На самом деле мы с Еленой не могли оторваться друг от друга в те недолгие часы, что провели вместе. Порой мы говорили взахлеб, а потом наступали моменты, когда в словах не было нужды. Я прочел ей сонет, и она поцеловала меня, повторив мое имя сотню раз, так что теперь, когда я его слышу, мне чудится ее голос. Мы любили друг друга у стен castello, и нам было плевать, видит нас кто-то или нет. А потом, на рассвете, когда слуги начали грузить запряженные мулами повозки, мне пришлось уйти.

Вернувшись после дегустации завтрака Федерико, я увидел, что Елена плачет и проклинает свою гордость, которая мешала ей заговорить со мной раньше и из-за которой мы потеряли столько времени. Я целовал ее снова и снова, после чего попросил вернуться к архиепископу, поскольку боялся, что у нее могут быть неприятности, если ее застукают со мной. Но она ни за что не хотела меня покинуть.

Федерико залез в свою карету, рыцари и придворные взгромоздились на коней. Повозки, запряженные мулами, вывели во двор. Елена начала рвать на себе волосы, рыдая во весь голос. Я соскочил на землю, чтобы утешить ее, между тем как обоз прополз мимо нас и выехал через ворота. Щеголь и некоторые другие дегустаторы встали возле конюшни, наблюдая за нами.

— Езжай! — сказала Елена, вытирая слезы. — Езжай, пока они не сделали тебе дурного!

Стражники закрывали ворота, но я не хотел оставлять Елену. Разве я не потерял Агнес точно так же? Однако она заверила меня, что дегустаторы не посмеют ее тронуть, поскольку она служит архиепископу, да к тому же вокруг полно охраны.

Я сказал, что когда-нибудь вернусь к ней. Не важно, будет ли она в Ниме, Милане или Париже — я найду ее, пусть даже на поиски уйдет вся моя оставшаяся жизнь, потому что жить без нее не стоит. Елена прильнула ко мне, прижав свои нежные пальчики к моим губам, и сказала:

— Если будет на то воля Божья, мы встретимся вновь. А сейчас, Уго, езжай, прошу тебя! Езжай!

Я сел на лошадь.

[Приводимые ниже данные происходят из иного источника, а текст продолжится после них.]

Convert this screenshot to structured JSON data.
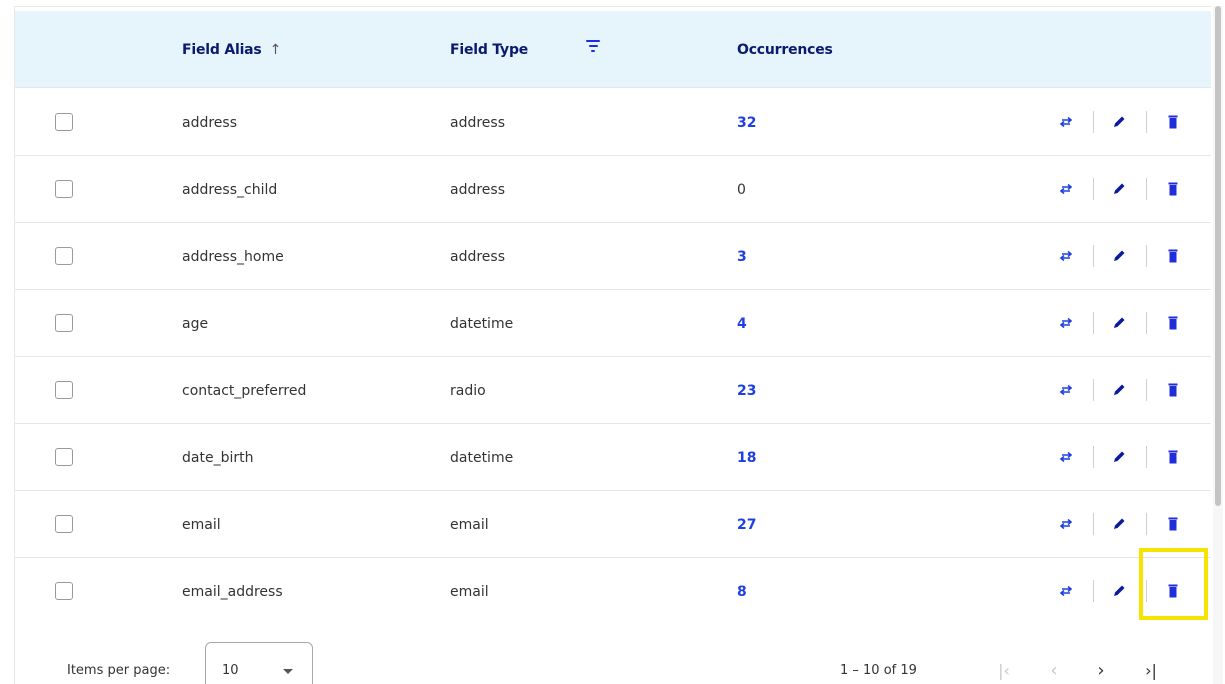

Дегустаторы, размахивая шпагами и дубинками, ринулись ко мне. Я пришпорил коня, разогнал их и галопом промчался по двору castello, еле успев проскользнуть через закрывающиеся ворота.

Глава 25

По дороге в Милан Чекки прозвал меня «il miraculo vivente» — живым чудом. Но я был едва жив, и жизнь моя не походила на чудо. Несмотря на то что у меня были все основания для радости, я погрузился в меланхолию. И не только потому, что нашел любовь всей своей жизни и тут же ее потерял. Я просто устал, и физически, и морально. Кости у меня ныли, кровь еле текла по жилам, я маялся от бессонницы. Когда же мне наконец удавалось заснуть, меня мучили кошмары, в которых я видел смерть и предательство. Я приобрел привычку оглядываться через плечо и облизывать губы, как те дегустаторы, с которыми мне довелось повстречаться. Да, я победил брыластого, но он превратил меня в немощный призрак. Я наконец понял, что имел в виду Томмазо, предостерегая меня от сближения с Федерико. Я заразился от герцога всеми его страхами.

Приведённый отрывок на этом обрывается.